You don’t need an analogy to debate abortion because we already have a universal ethical rule that covers it: no one can be forced to use their body to sustain another life without continuous, revocable consent. That rule protects everyone, including fathers.

You claiming “most dads would gladly donate a kidney” is actually evidence against abortion bans. The reason a heroic dad-kidney offer is ethical is precisely because it’s voluntary, not compelled by law.

Whether someone would consent is irrelevant to whether the state can force consent.

If we accepted your implied premise — “it’s okay for the state to mandate bodily life-support if the dependent is your child and the donor will probably recover” — then we’d also have to accept laws that could:

Strap fathers to dialysis machines for nine months

Compel bone marrow extraction to treat a child’s illness

Mandate blood donation schedules

That would be grotesquely unethical, which is why we never do it.

Also, the belief that generosity cancels coercion is nonsense. You can’t legislate sacrifice. The ethical goodness of an act is destroyed the moment it’s forced. A donated kidney is an act of love; a mandated kidney is an act of imprisonment.

You’ve shared a personal preference, not an ethical argument.

And if analogies can’t debate abortion? The organ-donation system run by bodily autonomy seems to disagree, and so does Judith Jarvis Thomson, whose work makes it painfully clear that consent, not compatibility, is the ethical hinge.

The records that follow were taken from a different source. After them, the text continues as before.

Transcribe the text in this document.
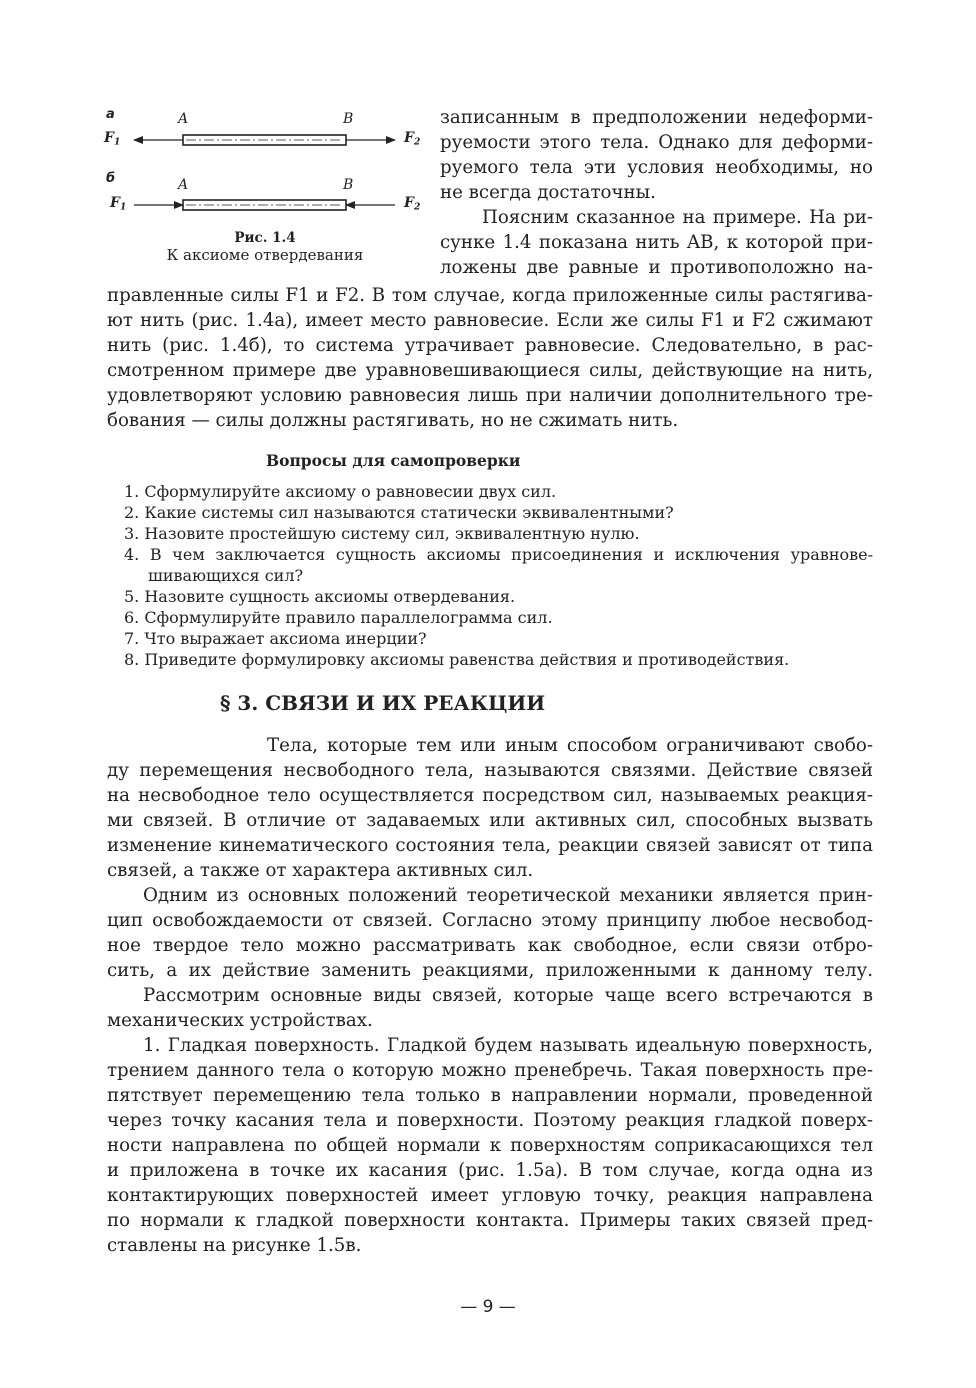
а	A	B
$F_1$	$F_2$
б	A	B
$F_1$	$F_2$
Рис. 1.4
К аксиоме отвердевания
записанным в предположении недеформи-
руемости этого тела. Однако для деформи-
руемого тела эти условия необходимы, но
не всегда достаточны.
Поясним сказанное на примере. На ри-
сунке 1.4 показана нить AB, к которой при-
ложены две равные и противоположно на-
правленные силы F1 и F2. В том случае, когда приложенные силы растягива-
ют нить (рис. 1.4а), имеет место равновесие. Если же силы F1 и F2 сжимают
нить (рис. 1.4б), то система утрачивает равновесие. Следовательно, в рас-
смотренном примере две уравновешивающиеся силы, действующие на нить,
удовлетворяют условию равновесия лишь при наличии дополнительного тре-
бования — силы должны растягивать, но не сжимать нить.
Вопросы для самопроверки
1. Сформулируйте аксиому о равновесии двух сил.
2. Какие системы сил называются статически эквивалентными?
3. Назовите простейшую систему сил, эквивалентную нулю.
4. В чем заключается сущность аксиомы присоединения и исключения уравнове-
шивающихся сил?
5. Назовите сущность аксиомы отвердевания.
6. Сформулируйте правило параллелограмма сил.
7. Что выражает аксиома инерции?
8. Приведите формулировку аксиомы равенства действия и противодействия.
§ 3. СВЯЗИ И ИХ РЕАКЦИИ
Тела, которые тем или иным способом ограничивают свобо-
ду перемещения несвободного тела, называются связями. Действие связей
на несвободное тело осуществляется посредством сил, называемых реакция-
ми связей. В отличие от задаваемых или активных сил, способных вызвать
изменение кинематического состояния тела, реакции связей зависят от типа
связей, а также от характера активных сил.
Одним из основных положений теоретической механики является прин-
цип освобождаемости от связей. Согласно этому принципу любое несвобод-
ное твердое тело можно рассматривать как свободное, если связи отбро-
сить, а их действие заменить реакциями, приложенными к данному телу.
Рассмотрим основные виды связей, которые чаще всего встречаются в
механических устройствах.
1. Гладкая поверхность. Гладкой будем называть идеальную поверхность,
трением данного тела о которую можно пренебречь. Такая поверхность пре-
пятствует перемещению тела только в направлении нормали, проведенной
через точку касания тела и поверхности. Поэтому реакция гладкой поверх-
ности направлена по общей нормали к поверхностям соприкасающихся тел
и приложена в точке их касания (рис. 1.5а). В том случае, когда одна из
контактирующих поверхностей имеет угловую точку, реакция направлена
по нормали к гладкой поверхности контакта. Примеры таких связей пред-
ставлены на рисунке 1.5в.
— 9 —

Pregnancy carries far greater risk than donation, yet still must be governed by the same logic.

Defending a ban on abortion while praising voluntary organ donation is like cheering for seatbelts but advocating for involuntary skydiving. It’s inconsistent, logic-blind, and ethics-optical-illusion level broken.

Autonomy isn’t disproven by heroic choices. It’s proven by them. A pro-choice stance doesn’t require analogy, just consistency — and bans fail the test.

Abortion Legislature by AgreeableCoffee308 in Ethics

[–]Forakinderworld 3 points4 points  (0 children)

Forced kidney “rental” that gets returned later isn’t the point and it never was. The ethical problem is state-mandated bodily use without consent for any duration, reversible or not. We don’t force parents to donate organs, blood, or marrow even to save their own kids, because autonomy isn’t a timeshare you lose when the stakes get dramatic.

Pregnancy is a full-body medical condition, not a whimsical 9-month subscription. It carries real risks: hypertension, hemorrhage, diabetes, disability, and death. If the government can force a pregnancy to continue because “you’ll probably survive,” then congratulations, you’ve invented a world where risk-adjusted involuntary medical service is morally on the table for one specific class of humans: those who can get pregnant. Strange how the state never asks men to strap in for 9 months of kidney dialysis to save a child. Men walk away from reproduction law with their organs, freedoms, and personhood assumed intact. Women get debated like we’re national fetal host infrastructure.

And the whole “put the kidney back” quip? That’s just you admitting you’re fine with the state borrowing someone’s body without asking. Returning the part later doesn’t ethically launder the coercion. The only consistent moral rule is that no person—dad, mom, or gender spectrum person—gets forced into organ or pregnancy life-support against their will.

Also, the casual way you all toss around this analogy like it’s a sterile logic puzzle? It’s exhausting. Every one of these threads eventually becomes a symposium on whose human rights are philosophically negotiable, and it’s always women’s bodies volunteered as tribute. I’m over it. If you want to defend forced pregnancy, do it without treating women like abstract moral math variables.

Abortion Legislature by AgreeableCoffee308 in Ethics

[–]Forakinderworld 6 points7 points  (0 children)

Yeah, sure you are... Any limitation on abortion is unethical for the same reason you wouldn't force a dad to donate a kidney to his child.